When looking at the hedgies we track, Peter Adam Hochfelder's Brahman Capital had the most valuable position in WellCare Health Plans, Inc. (NYSE:WCG), worth close to $48 million billion, accounting for 2.5% of its total 13F portfolio. The second largest stake is held by Mariko Gordon of Daruma Asset Management, with a $42 million position; the fund has 2.5% of its 13F portfolio invested in the stock. Other hedgies that are bullish include Robert Pohly's Samlyn Capital, Ken Griffin's Citadel Investment Group and Paul ReederáandáEdward Shapiro's PAR Capital Management.

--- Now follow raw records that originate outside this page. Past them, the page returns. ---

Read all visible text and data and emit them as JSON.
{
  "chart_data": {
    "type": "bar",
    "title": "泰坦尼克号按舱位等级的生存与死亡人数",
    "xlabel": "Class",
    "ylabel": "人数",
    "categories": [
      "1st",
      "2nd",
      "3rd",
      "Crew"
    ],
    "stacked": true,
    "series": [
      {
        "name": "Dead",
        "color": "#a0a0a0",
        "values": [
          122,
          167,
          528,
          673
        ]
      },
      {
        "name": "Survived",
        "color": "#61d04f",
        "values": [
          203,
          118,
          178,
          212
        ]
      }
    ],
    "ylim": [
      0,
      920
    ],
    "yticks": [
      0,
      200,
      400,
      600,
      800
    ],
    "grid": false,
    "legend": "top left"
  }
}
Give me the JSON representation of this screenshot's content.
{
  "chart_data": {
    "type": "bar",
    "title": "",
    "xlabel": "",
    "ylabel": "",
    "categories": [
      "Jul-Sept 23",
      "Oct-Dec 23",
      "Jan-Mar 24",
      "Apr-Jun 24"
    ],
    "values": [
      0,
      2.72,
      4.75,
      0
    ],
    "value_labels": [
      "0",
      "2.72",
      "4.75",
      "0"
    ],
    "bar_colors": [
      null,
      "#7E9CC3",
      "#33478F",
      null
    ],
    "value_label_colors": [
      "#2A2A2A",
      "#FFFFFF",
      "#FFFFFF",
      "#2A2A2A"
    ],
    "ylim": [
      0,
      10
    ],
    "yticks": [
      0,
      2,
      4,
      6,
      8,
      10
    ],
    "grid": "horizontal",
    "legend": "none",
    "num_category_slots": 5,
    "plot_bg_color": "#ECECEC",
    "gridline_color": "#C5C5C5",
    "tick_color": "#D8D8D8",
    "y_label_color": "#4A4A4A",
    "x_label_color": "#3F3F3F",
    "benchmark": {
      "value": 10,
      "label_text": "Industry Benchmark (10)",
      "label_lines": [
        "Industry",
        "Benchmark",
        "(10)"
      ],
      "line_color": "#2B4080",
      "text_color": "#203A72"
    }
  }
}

Judging by the fact that WellCare Health Plans, Inc. (NYSE:WCG) has witnessed a declination in interest from the aggregate hedge fund industry, logic holds that there was a specific group of fund managers that slashed their positions entirely in Q4. It's worth mentioning that Arthur B Cohen and Joseph Healey's Healthcor Management LP said goodbye to the biggest stake of the 450+ funds we monitor, worth an estimated $47 million in stock., and Andreas Halvorsen of Viking Global was right behind this move, as the fund dumped about $38 million worth. These transactions are interesting, as aggregate hedge fund interest dropped by 1 funds in Q4.
Insider purchases made by high-level executives is at its handiest when the company in focus has seen transactions within the past 180 days. Over the last half-year time frame, WellCare Health Plans, Inc. (NYSE:WCG) has seen 1 unique insiders purchasing, and 2 insider sales (see the details of insider trades here).
With the returns demonstrated by the aforementioned research, retail investors should always watch hedge fund and insider trading sentiment, and WellCare Health Plans, Inc. (NYSE:WCG) is an important part of this process.